Nun, alles was Spaß macht hat halt auch Nachteile. Teuer, oder man muss viel dafür tun oder üben. Studieren macht sicher auch nicht immer Spaß. Wenn man aber seinen Master hat und damit gutes Geld verdient, dann hat man Spaß. Spaß will verdient werden. Klar macht die Vorbereitung und Planung eines Rennens Spaß und sich feiern zu lassen, Sieger zu sein oder den Triumpf zu genießen, wenn man es geschafft hat. Man hat, wenn an erst mal 100km oder mehr gelaufen ist etwas erreicht, was fast keiner schafft. Nicht unbedingt weil er es nicht schaffen kann, sondern auch nicht schaffen will. Und um es schaffen zu können muss man es a) wollen und b) trainieren. Nichts kriegt man im Leben geschenkt. Der eine hat mehr Talent und der andere eben weniger - das ist doch schon in der Schule immer so gewesen und wird auch immer so sein.
Ist es Sucht? Nein! Einer Sucht geht man willenlos nach und man denkt nicht drüber nach ob man sich schadet oder ob man das was man da tut gut findet oder nicht. Willst du einen Ultra schaffen, musst Du stetig an Dir arbeiten, trainieren, und eben wollen. Regnet oder schneit es, Du musst raus. Liegen andere am Sonntag im Bett und pennen, Du musst laufen. Sitzen andere in der Hitze und saufen Bier, Du musst trainieren. Und meistens musst Du Dich dazu zwingen und selbst motivieren. Es fällt leichter wenn Du weißt wofür. Willst Du 100km schaffen, wirst Du raus gehen, weil Du das Ziel vor Augen hast.

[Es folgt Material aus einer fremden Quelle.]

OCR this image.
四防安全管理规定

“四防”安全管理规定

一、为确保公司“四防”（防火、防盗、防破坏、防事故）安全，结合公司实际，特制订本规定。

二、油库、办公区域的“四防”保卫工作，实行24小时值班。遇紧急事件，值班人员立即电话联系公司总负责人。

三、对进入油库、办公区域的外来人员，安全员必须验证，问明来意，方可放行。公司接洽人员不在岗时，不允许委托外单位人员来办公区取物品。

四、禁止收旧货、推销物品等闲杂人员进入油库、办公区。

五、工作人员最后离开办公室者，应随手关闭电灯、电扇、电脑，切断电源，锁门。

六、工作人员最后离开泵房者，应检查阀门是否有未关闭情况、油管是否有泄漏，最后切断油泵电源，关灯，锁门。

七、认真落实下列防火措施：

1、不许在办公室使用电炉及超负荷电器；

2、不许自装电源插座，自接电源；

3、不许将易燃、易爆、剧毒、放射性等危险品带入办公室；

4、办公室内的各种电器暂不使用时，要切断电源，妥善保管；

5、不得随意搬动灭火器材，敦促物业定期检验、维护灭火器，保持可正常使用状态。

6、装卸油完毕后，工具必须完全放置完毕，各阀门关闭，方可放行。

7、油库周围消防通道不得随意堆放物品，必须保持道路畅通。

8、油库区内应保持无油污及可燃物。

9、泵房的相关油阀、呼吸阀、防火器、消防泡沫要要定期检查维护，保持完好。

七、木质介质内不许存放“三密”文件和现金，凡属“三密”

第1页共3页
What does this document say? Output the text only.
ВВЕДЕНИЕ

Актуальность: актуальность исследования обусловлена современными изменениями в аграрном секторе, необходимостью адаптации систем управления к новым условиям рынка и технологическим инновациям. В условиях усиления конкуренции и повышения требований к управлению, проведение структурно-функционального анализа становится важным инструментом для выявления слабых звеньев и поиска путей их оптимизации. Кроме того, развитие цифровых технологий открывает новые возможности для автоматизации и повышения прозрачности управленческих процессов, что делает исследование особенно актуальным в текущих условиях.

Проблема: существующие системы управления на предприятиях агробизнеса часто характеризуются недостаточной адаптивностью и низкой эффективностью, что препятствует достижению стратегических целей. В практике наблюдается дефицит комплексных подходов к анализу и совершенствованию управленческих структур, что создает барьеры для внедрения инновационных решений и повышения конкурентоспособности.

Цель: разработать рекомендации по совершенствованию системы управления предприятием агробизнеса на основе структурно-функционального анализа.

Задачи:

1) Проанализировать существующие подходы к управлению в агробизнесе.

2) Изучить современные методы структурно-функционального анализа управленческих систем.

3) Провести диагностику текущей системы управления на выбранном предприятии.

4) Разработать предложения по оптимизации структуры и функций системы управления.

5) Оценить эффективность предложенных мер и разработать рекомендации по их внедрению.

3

Mir persönlich fällt es schwer etwas Sinnloses zu tun oder zu trainieren. Wenn ich 3h im Skatepark stehe und auf immer das Gleiche Hindernis zufahre und Springe, will ich das Ziel verfolgen eines Tages dieses Hindernis zu treffen, es zu grinden, zu überspringen, überfahren, was auch immer. Also mache ich es gern und übe noch 3h bis ich das kann! Muss ich also am Wochenende die lange Strecke von 45km überwinden, so tue ich es, um 100km in den Griff zu bekommen und Sicherheit zu bekommen, das auch schaffen zu können. Eine Garantie gibt es nie.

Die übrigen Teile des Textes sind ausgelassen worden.